The rationale of the Fifth Circuit in the Estate of Dunn eliminates the crystal ball and the coin flip and provides certainty and finality to valuation as best it can, already a vague and shadowy undertaking. It is a welcome road map for those in the judiciary, not formally trained in the art of valuation.

The Estate of Dunn dollar-for-dollar approach also bypasses the unnecessary expenditure of judicial resources being used to wade through a myriad of divergent expert witness testimony, based upon subjective conjecture, and divergent opinions. The Estate of Dunn has the virtue of simplicity and its methodology provides a practical and theoretically sound foundation as to how to address the discount issue. * * *
Essentially, the Court's approach harked back to the analysis of market factors set forth in
Mandelbaum v. Commissioner, T.C. Memo. 1995-254 (06/12/95). These factors were noted in an article entitled "Marketability Discounts -- The Mandelbaum Case Raises Key Issues", by George B. Hawkins & Michael A. Paschall, published in the "Fair Value" Newsletter (Spring, 1996).
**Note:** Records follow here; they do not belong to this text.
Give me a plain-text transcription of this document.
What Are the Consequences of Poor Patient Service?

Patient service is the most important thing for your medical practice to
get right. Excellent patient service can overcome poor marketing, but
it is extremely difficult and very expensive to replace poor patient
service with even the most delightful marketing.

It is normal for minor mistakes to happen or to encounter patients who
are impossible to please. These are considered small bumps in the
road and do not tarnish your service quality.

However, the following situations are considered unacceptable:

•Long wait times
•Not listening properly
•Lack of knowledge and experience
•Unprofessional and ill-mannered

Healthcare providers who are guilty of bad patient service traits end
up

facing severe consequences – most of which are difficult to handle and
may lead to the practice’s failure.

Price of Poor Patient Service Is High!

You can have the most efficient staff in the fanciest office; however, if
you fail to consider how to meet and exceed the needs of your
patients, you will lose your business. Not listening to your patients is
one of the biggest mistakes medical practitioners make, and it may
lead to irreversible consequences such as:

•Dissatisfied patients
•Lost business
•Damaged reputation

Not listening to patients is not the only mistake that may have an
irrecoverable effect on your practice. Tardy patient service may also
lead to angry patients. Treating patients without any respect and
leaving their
Following the rationale declared in Dunn and considering the testimony de novo, the court ordered a discount of fifteen percent for the lack of marketability of the shares.

For a contrary viewpoint, read the blistering 16-page dissent by Circuit Judge Carnes:
[N]o longer is all that bother necessary. The parties need not quarrel over, and courts need not concern themselves with, all the variables that go into calculating a fair award for lost future earnings.

After all, the quest for a best estimate of economic reality in such a case is, in the majority’s view: “fluidly etheral,” it involves “hunt-and-peck forecasting,” it is like “flip[ping] a coin,” and it is no better than “gaz[ing] into a crystal ball.”

So, the Advanced Telecommunications decision, like so many others of ours that require estimating present value based on predictions about future events, will have to go. All of
those prior precedents will have to yield to the easy arbitrary assumption method of valuation, to the judicial equivalent of the doctrine of ignoble ease.